In Tamara Drewe multiple storylines intertwine, bang up against each other and cause a bit of a mess in an idyllic town in the English countryside. And all of it goes a bit pear-shaped with the arrival of the titular character — a local girl who left for the big city to build some sort of journalistic career for herself.

Apparently before the girl left she had a nose that was real spiteful towards her face. So she had it cut down to size. That and a pair of ridiculously skimpy shorts allow her to become the object of the affections of a rock star she interviews, an ageing writer who lives on the neighbouring property and the boy next door (not necessarily in that order). Much to the consternation of the ageing writer’s wife as well as a teenage fan of the rock star.
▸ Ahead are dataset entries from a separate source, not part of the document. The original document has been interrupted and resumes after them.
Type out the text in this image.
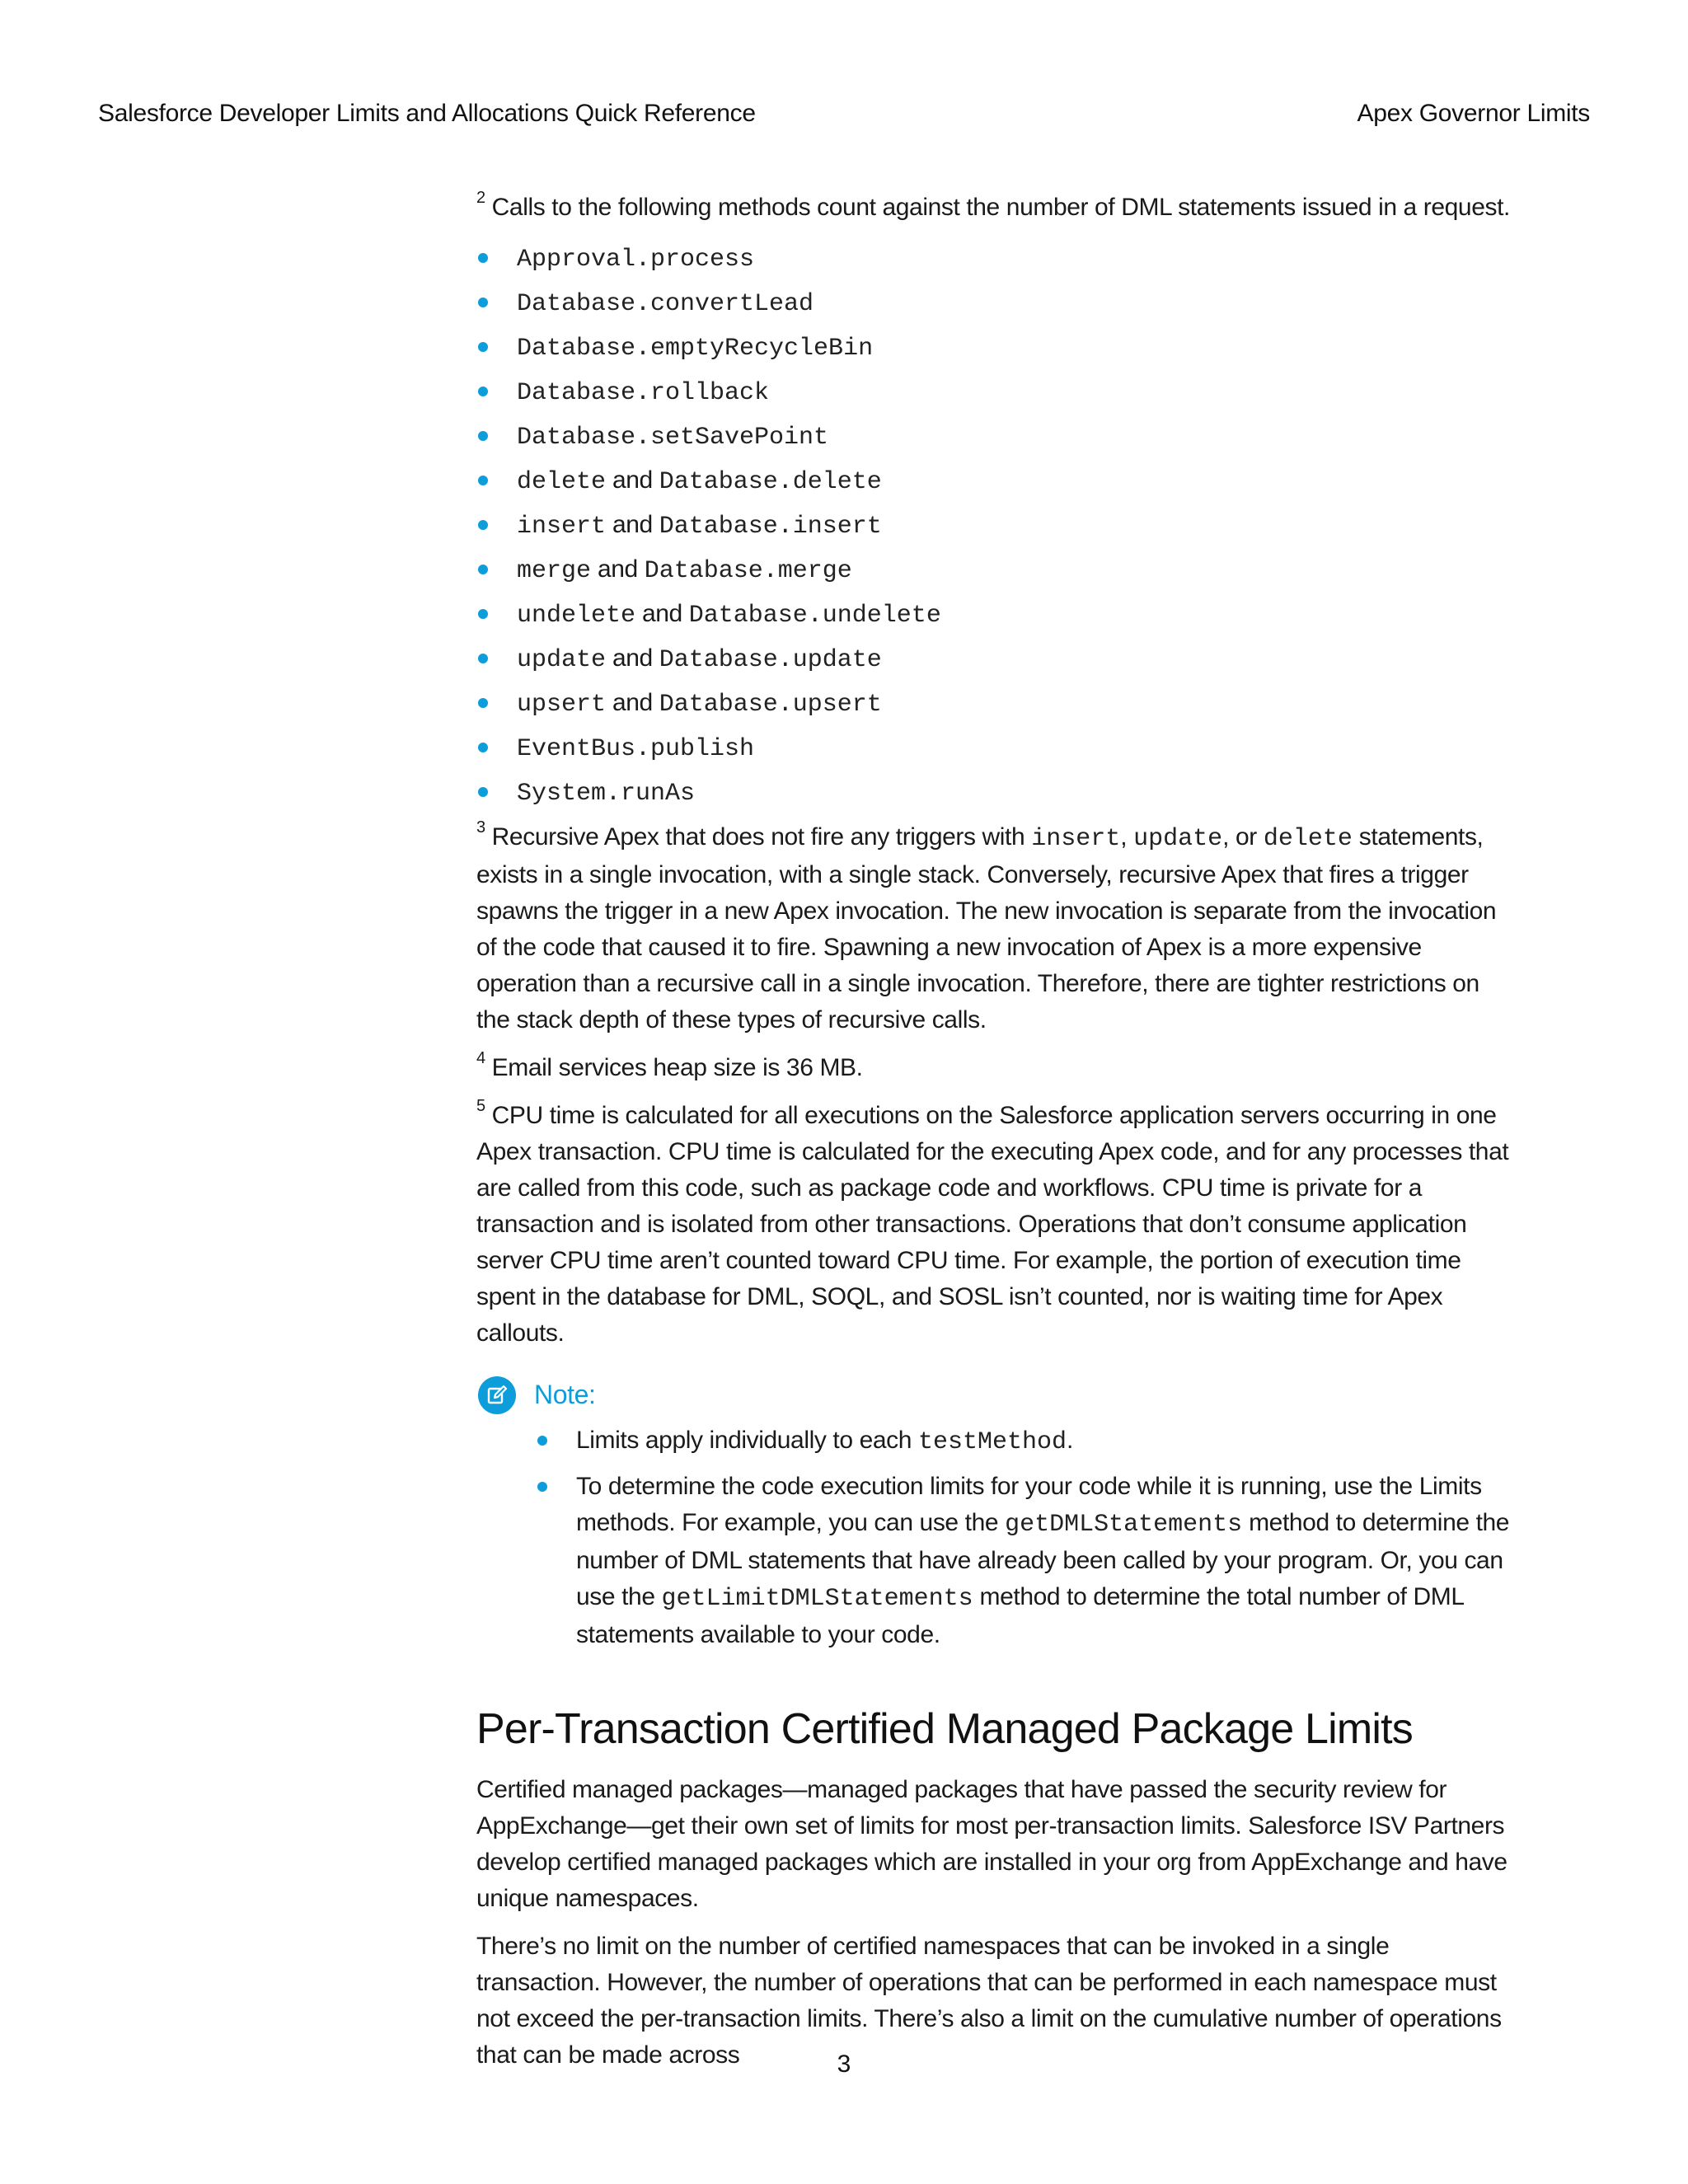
Salesforce Developer Limits and Allocations Quick Reference	Apex Governor Limits

$^2$ Calls to the following methods count against the number of DML statements issued in a request.

Approval.process
Database.convertLead
Database.emptyRecycleBin
Database.rollback
Database.setSavePoint
delete and Database.delete
insert and Database.insert
merge and Database.merge
undelete and Database.undelete
update and Database.update
upsert and Database.upsert
EventBus.publish
System.runAs

$^3$ Recursive Apex that does not fire any triggers with insert, update, or delete statements, exists in a single invocation, with a single stack. Conversely, recursive Apex that fires a trigger spawns the trigger in a new Apex invocation. The new invocation is separate from the invocation of the code that caused it to fire. Spawning a new invocation of Apex is a more expensive operation than a recursive call in a single invocation. Therefore, there are tighter restrictions on the stack depth of these types of recursive calls.

$^4$ Email services heap size is 36 MB.

$^5$ CPU time is calculated for all executions on the Salesforce application servers occurring in one Apex transaction. CPU time is calculated for the executing Apex code, and for any processes that are called from this code, such as package code and workflows. CPU time is private for a transaction and is isolated from other transactions. Operations that don’t consume application server CPU time aren’t counted toward CPU time. For example, the portion of execution time spent in the database for DML, SOQL, and SOSL isn’t counted, nor is waiting time for Apex callouts.

Note:
Limits apply individually to each testMethod.
To determine the code execution limits for your code while it is running, use the Limits methods. For example, you can use the getDMLStatements method to determine the number of DML statements that have already been called by your program. Or, you can use the getLimitDMLStatements method to determine the total number of DML statements available to your code.
Per-Transaction Certified Managed Package Limits

Certified managed packages—managed packages that have passed the security review for AppExchange—get their own set of limits for most per-transaction limits. Salesforce ISV Partners develop certified managed packages which are installed in your org from AppExchange and have unique namespaces.

There’s no limit on the number of certified namespaces that can be invoked in a single transaction. However, the number of operations that can be performed in each namespace must not exceed the per-transaction limits. There’s also a limit on the cumulative number of operations that can be made across	3
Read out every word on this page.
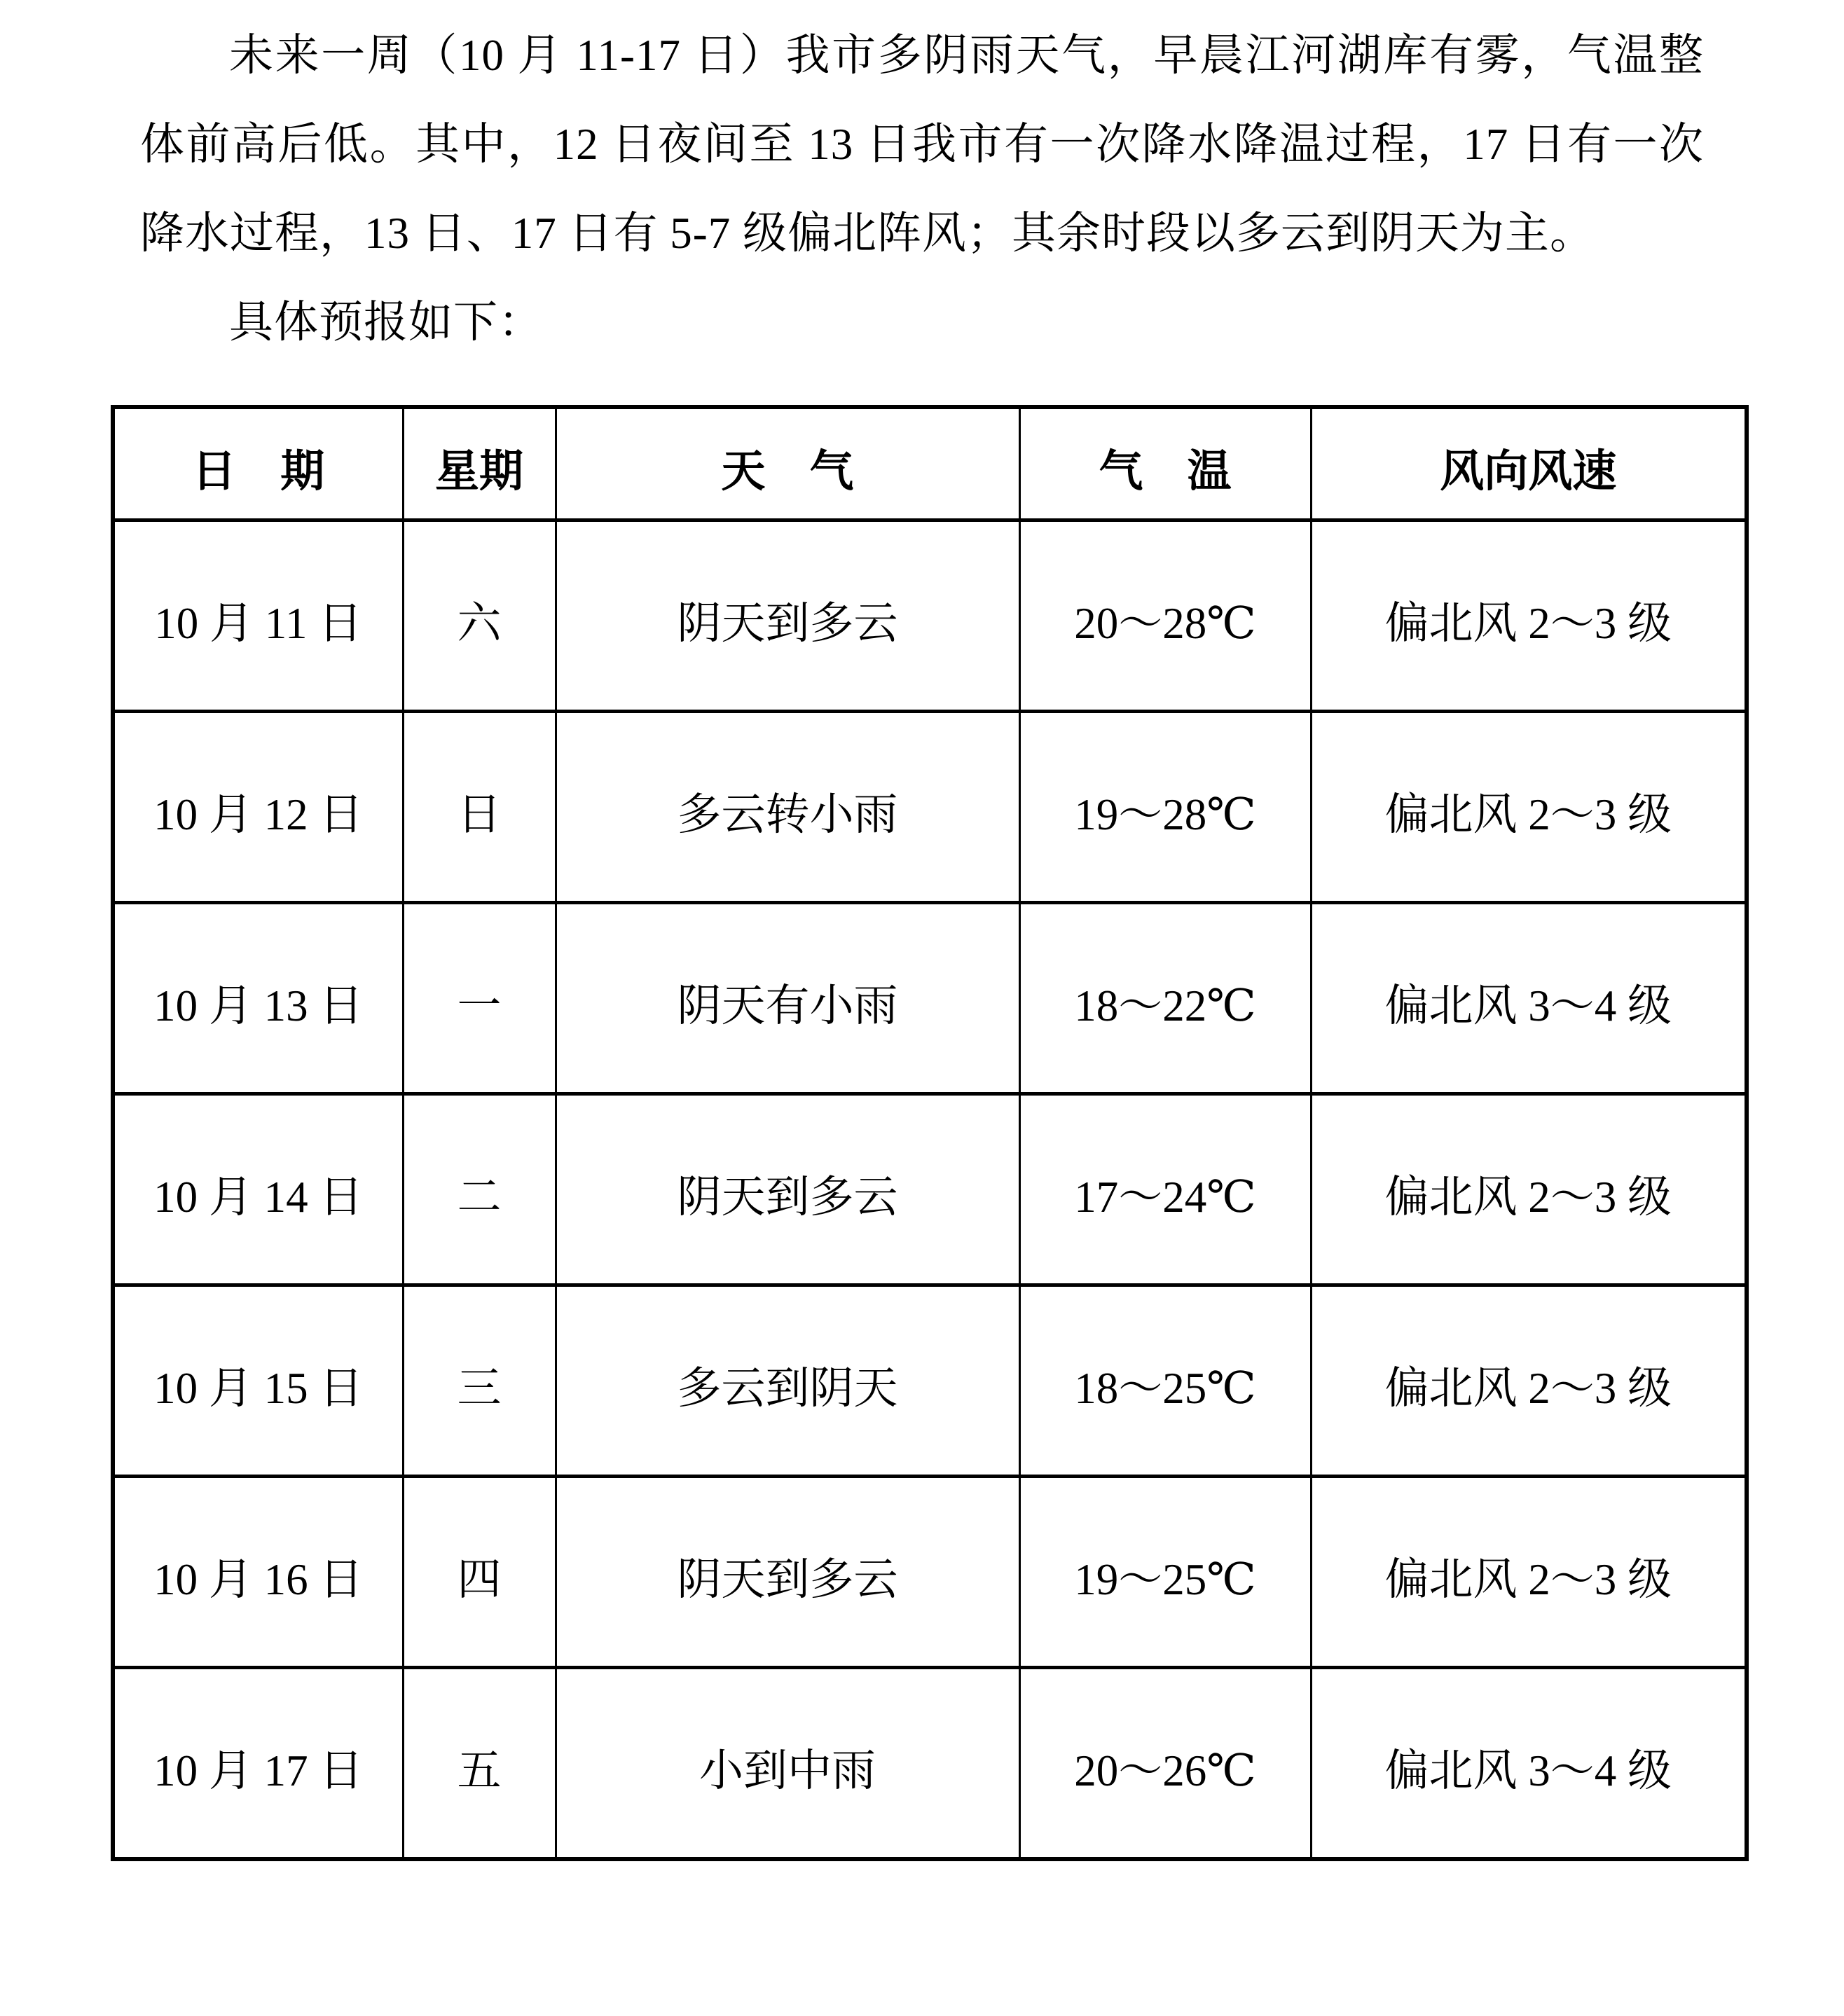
未来一周（10 月 11-17 日）我市多阴雨天气，早晨江河湖库有雾，气温整体前高后低。其中，12 日夜间至 13 日我市有一次降水降温过程，17 日有一次降水过程，13 日、17 日有 5-7 级偏北阵风；其余时段以多云到阴天为主。

具体预报如下：

日　期	星期	天　气	气　温	风向风速
10 月 11 日	六	阴天到多云	20～28℃	偏北风 2～3 级
10 月 12 日	日	多云转小雨	19～28℃	偏北风 2～3 级
10 月 13 日	一	阴天有小雨	18～22℃	偏北风 3～4 级
10 月 14 日	二	阴天到多云	17～24℃	偏北风 2～3 级
10 月 15 日	三	多云到阴天	18～25℃	偏北风 2～3 级
10 月 16 日	四	阴天到多云	19～25℃	偏北风 2～3 级
10 月 17 日	五	小到中雨	20～26℃	偏北风 3～4 级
Multiple women feel like they have been scorned at different times in this movie and each of them goes about exacting a specific revenge. What this leads to is a large amount of overall unrest.

Tamara Drewe does a great job of building upon itself and by the time the end credits rolled I felt like I had experienced a very satisfying yarn through many threads of whispered gossip.

As the central character, Gemma Arterton does a good job of appearing alluring and frustrating in equal measure. The support cast is great and director Stephen Frears and editor Mick Audsley pull the proceedings together very nicely.

The movie is based upon a weekly comic strip by Posy Simmonds that was itself inspired by the Thomas Hardy novel Far From The Madding Crowd, and it was a thoroughly pleasant surprise.